Баунов. Вот мне это напомнило обиды, собственно, российской элиты, которая сбросила скорлупу вот этого устаревшего советского строя, и, в общем, первые годы в том числе работы нынешнего правителя долгие годы были посвящены полноценному вхождению российской элиты вплоть до полного слияния и в бизнесе, и в политике, и в культуре, в состав западной элиты. И когда он был отторгнут, т.е. вы вроде бы такие, но всё равно второго сорта, это вот было одной из причин такой до некоторой степени действительно милитаризации и идеологизации, даже до некоторой степени фашизации современной России, как раз в том числе вот это вот неполноценное признание неравноправия внутри западной элиты. вы нас не пустили, вы нас за людей не считаете, тогда вот мы сами».

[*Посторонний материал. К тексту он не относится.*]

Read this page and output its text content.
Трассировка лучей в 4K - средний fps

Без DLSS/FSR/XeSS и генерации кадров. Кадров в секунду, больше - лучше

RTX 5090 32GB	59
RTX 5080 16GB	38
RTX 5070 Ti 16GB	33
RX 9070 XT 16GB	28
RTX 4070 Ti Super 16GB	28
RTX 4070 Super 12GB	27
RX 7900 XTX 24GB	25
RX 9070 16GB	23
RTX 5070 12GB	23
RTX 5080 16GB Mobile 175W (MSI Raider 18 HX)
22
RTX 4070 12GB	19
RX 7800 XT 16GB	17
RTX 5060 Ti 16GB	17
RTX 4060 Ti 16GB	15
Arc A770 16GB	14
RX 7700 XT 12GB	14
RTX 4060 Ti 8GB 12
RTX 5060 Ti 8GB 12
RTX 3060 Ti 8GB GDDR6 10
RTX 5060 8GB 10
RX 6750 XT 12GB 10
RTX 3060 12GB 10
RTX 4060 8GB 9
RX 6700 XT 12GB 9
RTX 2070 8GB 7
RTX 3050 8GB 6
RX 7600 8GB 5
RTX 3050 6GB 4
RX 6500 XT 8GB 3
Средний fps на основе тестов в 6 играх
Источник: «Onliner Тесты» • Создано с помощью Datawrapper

Ланьков. Ну вот у Японии вот такая была тоже сильная ситуация, что они сильно сдвинулись вправо, и была обида. Причем я могу сказать, ну уж, так сказать, историкам судить, насколько такие ощущения у российской элиты оправданы. Из того немногого, что я знаю, мне кажется, что они отчасти оправданы. Но с японской эти ощущения были вполне оправданы. Касалось это элиты и от населения в целом. Понятно, что за границу эмигрировать, чтобы там работать где-нибудь на заводах, естественно, это не элита туда ехала, но тем не менее проблема возникала.

Баунов. Консервные заводы в Калифорнии были. А какое было место у Японии до, собственно, мировой войны в мировой экономике, или тогда не было мировой экономики в нашем смысле?

Ланьков. Была, была, уже была, уже была. Она, правда, как раз распадалась там, она больше всё-таки перед Первой мировой войной была, потом там тарифы, всякие квоты, всё такое. Не Япония – это текстиль, это лёгкая промышленность, при том, что у них была своя тяжёлая и машиностроительная, но она была как-то всё-таки мала по масштабам и заточена на нужды ВПК. В мировой экономике это поставки ткани, текстиля, некоторых видов продовольственных товаров.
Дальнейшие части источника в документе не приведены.